In spite of these shortages, service providers are cautious about adding capacity. Like the operators, they are focusing on investor returns rather than going for growth. As Jeff Miller, Halliburton’s chief executive, put it on the company’s second quarter earnings call: “This is a margin cycle, not a build cycle.” The capacity constraints seem unlikely to ease in the short term, at least.
The third constraint, which is probably some way behind the other two, is the set of pressures created by governments’ climate policies and investors’ environmental, social and governance (ESG) requirements. In some cases, these issues interact with the industry’s other challenges. Operators seeking to reduce their greenhouse gas emissions want to use more modern rigs and pressure pumping fleets, which can exacerbate equipment shortages. Investors that have a negative long-term view of oil demand may be more determined to prioritise short-term cash distributions over reinvestment.

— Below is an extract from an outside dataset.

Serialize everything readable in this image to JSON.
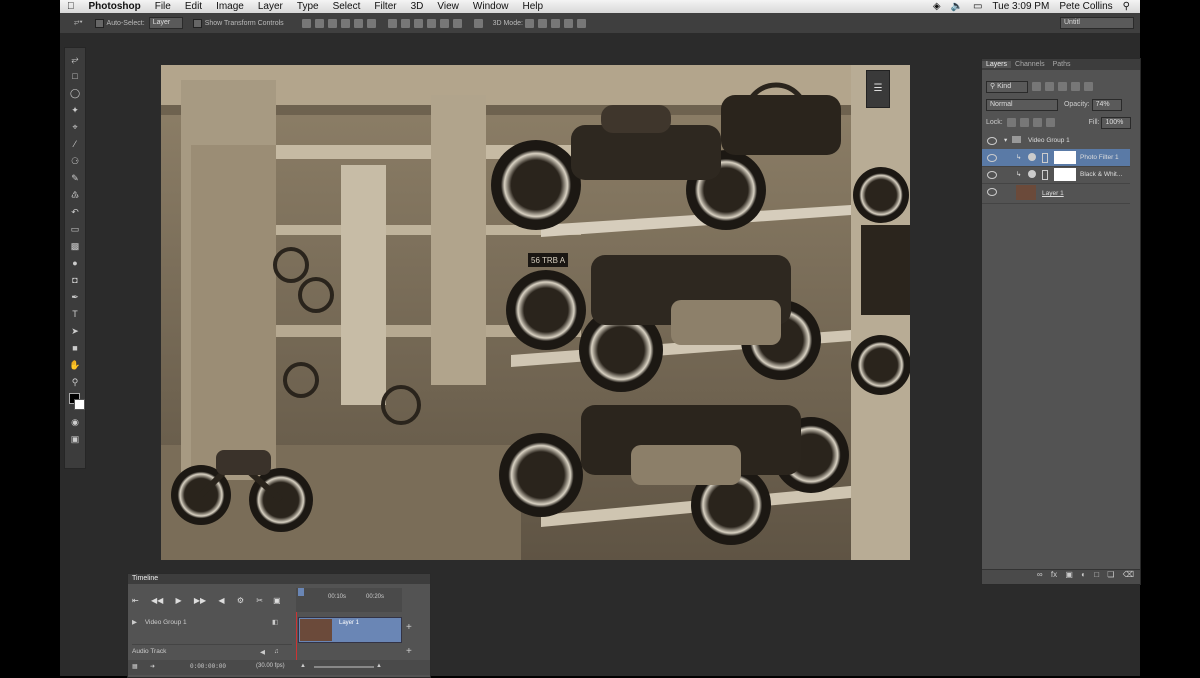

The scale of the impact is difficult to assess, but is likely to be there at the margin, at least. And while there has been a backlash against ESG investing building, led by some politicians and investors, assessments of climate risk are not going to disappear from capital markets.
We are heading into the season when companies will be deciding on their capital spending budgets for 2023, and it is certainly possible that some will attempt to accelerate production growth from the pace we have seen this year. But given the constraints around investment and activity, a return to the jet-propelled expansion of the 2018-19 still seems unlikely. As consumers weigh up the outlook for oil supply next year, they should be ready for the possibility that US producers will again be jogging, rather than charging, to help them.

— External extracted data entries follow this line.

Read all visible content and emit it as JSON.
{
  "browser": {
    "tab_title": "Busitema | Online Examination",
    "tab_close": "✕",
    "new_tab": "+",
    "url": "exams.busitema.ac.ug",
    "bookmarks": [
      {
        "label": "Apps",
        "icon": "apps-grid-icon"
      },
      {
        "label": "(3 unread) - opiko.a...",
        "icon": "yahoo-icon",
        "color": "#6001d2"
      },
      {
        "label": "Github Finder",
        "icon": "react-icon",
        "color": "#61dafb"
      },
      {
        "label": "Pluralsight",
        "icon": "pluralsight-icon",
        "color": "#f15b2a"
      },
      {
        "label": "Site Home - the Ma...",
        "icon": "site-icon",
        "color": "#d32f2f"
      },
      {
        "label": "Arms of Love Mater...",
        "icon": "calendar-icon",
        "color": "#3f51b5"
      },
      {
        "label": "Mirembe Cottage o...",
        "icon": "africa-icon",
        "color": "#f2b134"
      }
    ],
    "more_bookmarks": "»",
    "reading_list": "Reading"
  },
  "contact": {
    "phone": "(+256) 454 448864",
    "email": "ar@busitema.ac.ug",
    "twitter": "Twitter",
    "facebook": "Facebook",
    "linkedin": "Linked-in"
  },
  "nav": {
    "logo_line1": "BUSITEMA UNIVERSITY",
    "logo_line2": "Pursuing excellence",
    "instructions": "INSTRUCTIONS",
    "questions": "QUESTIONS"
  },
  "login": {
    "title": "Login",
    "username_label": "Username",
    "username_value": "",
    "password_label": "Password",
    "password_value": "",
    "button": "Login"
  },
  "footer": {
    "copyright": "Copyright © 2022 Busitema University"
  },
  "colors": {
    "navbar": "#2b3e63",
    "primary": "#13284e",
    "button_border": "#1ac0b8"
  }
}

The European Commission has proposed a package of energy policy moves, intended to help the EU manage the crisis caused by restrictions on its imports of natural gas from Russia.
The proposals include an obligation to reduce electricity consumption by at least 5% during peak hours, and a goal of reducing overall electricity demand by at least 10% until 31 March 2023. There would also be a temporary cap on the revenues that could be earned by lower-cost electricity generators, including renewables, nuclear and lignite, set at €180 per megawatt hour. The most controversial proposal, however, is likely to be a windfall tax on the profits of oil, gas, coal and refining companies not covered by the revenue cap.

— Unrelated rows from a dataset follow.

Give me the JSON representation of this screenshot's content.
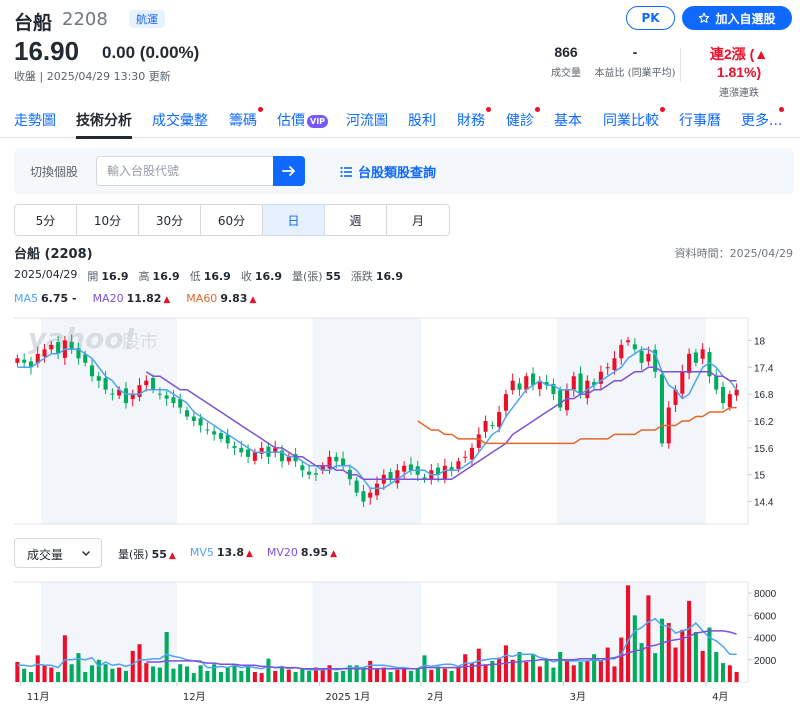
{
  "header": {
    "name": "台船",
    "code": "2208",
    "sector": "航運",
    "price": "16.90",
    "change": "0.00 (0.00%)",
    "close_time": "收盤 | 2025/04/29 13:30 更新",
    "pk_label": "PK",
    "watchlist_label": "加入自選股",
    "stats": [
      {
        "value": "866",
        "label": "成交量"
      },
      {
        "value": "-",
        "label": "本益比 (同業平均)"
      },
      {
        "value": "連2漲 (▲ 1.81%)",
        "label": "連漲連跌"
      }
    ]
  },
  "tabs": [
    {
      "label": "走勢圖",
      "dot": false
    },
    {
      "label": "技術分析",
      "dot": false,
      "active": true
    },
    {
      "label": "成交彙整",
      "dot": false
    },
    {
      "label": "籌碼",
      "dot": true
    },
    {
      "label": "估價",
      "dot": false,
      "vip": "VIP"
    },
    {
      "label": "河流圖",
      "dot": false
    },
    {
      "label": "股利",
      "dot": false
    },
    {
      "label": "財務",
      "dot": true
    },
    {
      "label": "健診",
      "dot": true
    },
    {
      "label": "基本",
      "dot": false
    },
    {
      "label": "同業比較",
      "dot": true
    },
    {
      "label": "行事曆",
      "dot": false
    },
    {
      "label": "更多...",
      "dot": true
    }
  ],
  "search": {
    "label": "切換個股",
    "placeholder": "輸入台股代號",
    "category_link": "台股類股查詢"
  },
  "periods": [
    {
      "label": "5分"
    },
    {
      "label": "10分"
    },
    {
      "label": "30分"
    },
    {
      "label": "60分"
    },
    {
      "label": "日",
      "active": true
    },
    {
      "label": "週"
    },
    {
      "label": "月"
    }
  ],
  "chart_header": {
    "title": "台船 (2208)",
    "data_time": "資料時間：2025/04/29",
    "date": "2025/04/29",
    "open_label": "開",
    "open": "16.9",
    "high_label": "高",
    "high": "16.9",
    "low_label": "低",
    "low": "16.9",
    "close_label": "收",
    "close": "16.9",
    "vol_label": "量(張)",
    "vol": "55",
    "chg_label": "漲跌",
    "chg": "16.9",
    "ma5_label": "MA5",
    "ma5": "6.75 -",
    "ma20_label": "MA20",
    "ma20": "11.82",
    "ma60_label": "MA60",
    "ma60": "9.83",
    "up_arrow": "▲"
  },
  "volume_header": {
    "select_label": "成交量",
    "vol_label": "量(張)",
    "vol": "55",
    "mv5_label": "MV5",
    "mv5": "13.8",
    "mv20_label": "MV20",
    "mv20": "8.95"
  },
  "watermark": {
    "brand": "yahoo!",
    "sub": "股市"
  },
  "colors": {
    "up": "#eb0f29",
    "down": "#00ab5e",
    "ma5": "#4fa4f1",
    "ma20": "#7b52d8",
    "ma60": "#e2672c",
    "accent": "#0f69ff"
  },
  "chart_data": [
    {
      "type": "candlestick",
      "title": "台船 (2208)",
      "x_ticks": [
        "11月",
        "12月",
        "2025 1月",
        "2月",
        "3月",
        "4月"
      ],
      "y_ticks": [
        14.4,
        15,
        15.6,
        16.2,
        16.8,
        17.4,
        18
      ],
      "ylim": [
        13.9,
        18.5
      ],
      "close": [
        17.6,
        17.5,
        17.4,
        17.7,
        17.8,
        17.9,
        17.7,
        18.0,
        17.8,
        17.6,
        17.5,
        17.2,
        17.1,
        16.9,
        16.8,
        16.9,
        16.6,
        16.8,
        17.0,
        17.1,
        16.9,
        16.8,
        16.7,
        16.6,
        16.5,
        16.3,
        16.2,
        16.1,
        16.0,
        15.9,
        15.8,
        15.7,
        15.6,
        15.5,
        15.4,
        15.5,
        15.6,
        15.4,
        15.6,
        15.3,
        15.4,
        15.3,
        15.1,
        15.0,
        15.0,
        15.2,
        15.4,
        15.3,
        15.2,
        14.9,
        14.6,
        14.4,
        14.6,
        14.8,
        15.0,
        14.9,
        15.1,
        15.2,
        15.1,
        15.0,
        14.9,
        15.1,
        15.0,
        15.2,
        15.1,
        15.3,
        15.4,
        15.6,
        15.9,
        16.2,
        16.1,
        16.4,
        16.8,
        17.1,
        16.9,
        17.2,
        17.0,
        17.1,
        17.0,
        16.8,
        16.5,
        16.9,
        17.2,
        16.8,
        17.1,
        17.0,
        17.3,
        17.4,
        17.6,
        17.9,
        18.0,
        17.8,
        17.5,
        17.7,
        17.3,
        15.7,
        16.5,
        16.9,
        17.3,
        17.7,
        17.5,
        17.8,
        17.2,
        16.9,
        16.6,
        16.8,
        16.9
      ],
      "series": [
        {
          "name": "MA5",
          "values": [
            17.4,
            17.4,
            17.4,
            17.5,
            17.6,
            17.7,
            17.7,
            17.8,
            17.8,
            17.8,
            17.7,
            17.6,
            17.4,
            17.2,
            17.1,
            16.9,
            16.8,
            16.8,
            16.8,
            16.9,
            16.9,
            16.9,
            16.9,
            16.8,
            16.7,
            16.6,
            16.4,
            16.3,
            16.2,
            16.1,
            16.0,
            15.9,
            15.8,
            15.7,
            15.6,
            15.5,
            15.5,
            15.5,
            15.5,
            15.5,
            15.4,
            15.4,
            15.3,
            15.2,
            15.2,
            15.1,
            15.1,
            15.2,
            15.2,
            15.2,
            15.1,
            14.9,
            14.7,
            14.7,
            14.7,
            14.8,
            14.9,
            15.0,
            15.1,
            15.1,
            15.1,
            15.0,
            15.0,
            15.1,
            15.1,
            15.1,
            15.2,
            15.3,
            15.5,
            15.7,
            15.9,
            16.0,
            16.3,
            16.5,
            16.7,
            16.9,
            17.0,
            17.1,
            17.0,
            17.0,
            16.9,
            16.9,
            16.9,
            16.8,
            16.9,
            17.0,
            17.1,
            17.2,
            17.3,
            17.4,
            17.6,
            17.7,
            17.8,
            17.8,
            17.7,
            17.3,
            17.0,
            16.9,
            16.7,
            16.8,
            17.1,
            17.4,
            17.5,
            17.4,
            17.2,
            17.1,
            16.9
          ]
        },
        {
          "name": "MA20",
          "values": [
            null,
            null,
            null,
            null,
            null,
            null,
            null,
            null,
            null,
            null,
            null,
            null,
            null,
            null,
            null,
            null,
            null,
            null,
            null,
            17.3,
            17.2,
            17.2,
            17.1,
            17.0,
            16.9,
            16.9,
            16.8,
            16.7,
            16.6,
            16.5,
            16.4,
            16.3,
            16.2,
            16.1,
            16.0,
            15.9,
            15.8,
            15.7,
            15.6,
            15.6,
            15.5,
            15.4,
            15.4,
            15.3,
            15.2,
            15.2,
            15.2,
            15.1,
            15.1,
            15.0,
            15.0,
            14.9,
            14.9,
            14.9,
            14.9,
            14.9,
            14.9,
            14.9,
            14.9,
            14.9,
            14.9,
            14.9,
            14.9,
            14.9,
            14.9,
            15.0,
            15.1,
            15.2,
            15.3,
            15.4,
            15.5,
            15.6,
            15.7,
            15.9,
            16.0,
            16.1,
            16.2,
            16.3,
            16.4,
            16.5,
            16.6,
            16.7,
            16.7,
            16.8,
            16.8,
            16.9,
            16.9,
            17.0,
            17.1,
            17.1,
            17.2,
            17.3,
            17.3,
            17.4,
            17.4,
            17.3,
            17.3,
            17.3,
            17.3,
            17.3,
            17.3,
            17.3,
            17.3,
            17.2,
            17.2,
            17.1,
            17.1
          ]
        },
        {
          "name": "MA60",
          "values": [
            null,
            null,
            null,
            null,
            null,
            null,
            null,
            null,
            null,
            null,
            null,
            null,
            null,
            null,
            null,
            null,
            null,
            null,
            null,
            null,
            null,
            null,
            null,
            null,
            null,
            null,
            null,
            null,
            null,
            null,
            null,
            null,
            null,
            null,
            null,
            null,
            null,
            null,
            null,
            null,
            null,
            null,
            null,
            null,
            null,
            null,
            null,
            null,
            null,
            null,
            null,
            null,
            null,
            null,
            null,
            null,
            null,
            null,
            null,
            16.2,
            16.1,
            16.0,
            16.0,
            15.9,
            15.9,
            15.8,
            15.8,
            15.8,
            15.8,
            15.7,
            15.7,
            15.7,
            15.7,
            15.7,
            15.7,
            15.7,
            15.7,
            15.7,
            15.7,
            15.7,
            15.7,
            15.7,
            15.7,
            15.8,
            15.8,
            15.8,
            15.8,
            15.8,
            15.9,
            15.9,
            15.9,
            15.9,
            16.0,
            16.0,
            16.0,
            16.1,
            16.1,
            16.1,
            16.2,
            16.2,
            16.3,
            16.3,
            16.4,
            16.4,
            16.4,
            16.5,
            16.5
          ]
        }
      ]
    },
    {
      "type": "bar",
      "title": "成交量",
      "y_ticks": [
        2000,
        4000,
        6000,
        8000
      ],
      "ylim": [
        0,
        9000
      ],
      "values": [
        1800,
        1200,
        900,
        2400,
        1500,
        1300,
        900,
        4200,
        1600,
        2600,
        900,
        1500,
        2000,
        1600,
        1200,
        1300,
        1000,
        2800,
        3400,
        1700,
        1400,
        1300,
        4500,
        1200,
        1600,
        1400,
        800,
        1500,
        1000,
        1600,
        900,
        1300,
        1600,
        1000,
        1500,
        900,
        800,
        2100,
        1000,
        1300,
        1100,
        900,
        1200,
        1000,
        1300,
        1100,
        1500,
        900,
        1000,
        1500,
        1500,
        1300,
        1900,
        1200,
        1300,
        900,
        1100,
        1300,
        1000,
        1200,
        2400,
        1100,
        1400,
        1200,
        1000,
        1300,
        2500,
        1700,
        3000,
        1600,
        1900,
        2200,
        3300,
        2000,
        2700,
        1800,
        2500,
        1400,
        2100,
        1300,
        2700,
        2000,
        1500,
        1800,
        1900,
        2500,
        1900,
        3100,
        1400,
        4000,
        8700,
        6000,
        3500,
        7800,
        2600,
        5700,
        5300,
        3100,
        4700,
        7300,
        4500,
        2800,
        4900,
        2700,
        1700,
        1500,
        900
      ],
      "series": [
        {
          "name": "MV5",
          "values": [
            1500,
            1500,
            1400,
            1600,
            1500,
            1500,
            1300,
            2000,
            2000,
            2100,
            2000,
            2200,
            1400,
            1800,
            1500,
            1600,
            1400,
            1600,
            2000,
            2000,
            2100,
            2100,
            2500,
            2300,
            2200,
            2000,
            1900,
            1900,
            1300,
            1300,
            1400,
            1300,
            1500,
            1300,
            1400,
            1300,
            1200,
            1400,
            1300,
            1400,
            1200,
            1300,
            1200,
            1100,
            1100,
            1100,
            1200,
            1100,
            1200,
            1300,
            1300,
            1300,
            1500,
            1500,
            1500,
            1400,
            1300,
            1300,
            1200,
            1200,
            1500,
            1400,
            1500,
            1600,
            1600,
            1400,
            1700,
            1700,
            1900,
            2000,
            2100,
            2100,
            2400,
            2300,
            2500,
            2500,
            2500,
            2200,
            2100,
            1800,
            2000,
            1900,
            1900,
            1900,
            1900,
            2000,
            1900,
            2100,
            2100,
            2500,
            3700,
            4600,
            4900,
            5400,
            5700,
            5100,
            5000,
            4400,
            4600,
            4800,
            5300,
            4600,
            4000,
            3700,
            3200,
            2500,
            2500
          ]
        },
        {
          "name": "MV20",
          "values": [
            null,
            null,
            null,
            null,
            null,
            null,
            null,
            null,
            null,
            null,
            null,
            null,
            null,
            null,
            null,
            null,
            null,
            null,
            null,
            1800,
            1800,
            1800,
            1900,
            1900,
            1900,
            1900,
            1900,
            1800,
            1700,
            1700,
            1600,
            1600,
            1600,
            1500,
            1500,
            1500,
            1400,
            1400,
            1300,
            1300,
            1300,
            1300,
            1200,
            1200,
            1200,
            1200,
            1200,
            1200,
            1200,
            1200,
            1200,
            1200,
            1200,
            1200,
            1200,
            1200,
            1200,
            1200,
            1200,
            1200,
            1300,
            1300,
            1300,
            1300,
            1300,
            1300,
            1400,
            1400,
            1500,
            1500,
            1600,
            1600,
            1700,
            1800,
            1800,
            1900,
            1900,
            2000,
            2000,
            2000,
            2000,
            2000,
            2000,
            2100,
            2100,
            2100,
            2100,
            2100,
            2200,
            2300,
            2600,
            2800,
            2900,
            3200,
            3300,
            3500,
            3700,
            3800,
            3900,
            4100,
            4400,
            4500,
            4600,
            4600,
            4600,
            4500,
            4300
          ]
        }
      ]
    }
  ]
}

The tax would be collected by member states on any profits for 2022 that are more than 20% higher than a company’s average over the past three years. The revenues would be used to help energy consumers, in particular vulnerable households, hard-hit companies, and energy-intensive industries. The tax is being described the commission as “a temporary solidarity contribution on excess profits.”
European benchmark TTF gas futures for the coming winter have continued to drop back, as it has appeared increasingly likely that demand curtailments can be avoided over the coming months, providing the weather is mild. The Winter 2022 contract fell to €189.5 per megawatt hour at the beginning of the week, its lowest level since early August. It is now down about 45% from its peak in late August, although it is still more than five times its level of a year ago.
One of Germany’s three remaining reactors for power generation, Isar 2 in Bavaria, will be shut down for about a week for repairs after a leak was discovered. The reactor is one of two that had been scheduled for permanent shutdown at the end of the year, but will now be kept on standby until April 2023 in case they are needed over the winter.
The new government of the UK, led by Prime Minister Liz Truss, has been saying more about its energy strategy after setting a goal of making the country a net exporter of by 2040. Jacob Rees-Mogg, the secretary of state for business, energy and industrial strategy, said he wanted to “extract every ounce of oil and gas from the North Sea”. Details of the government’s plan to ease the burden of energy costs for businesses are expected soon.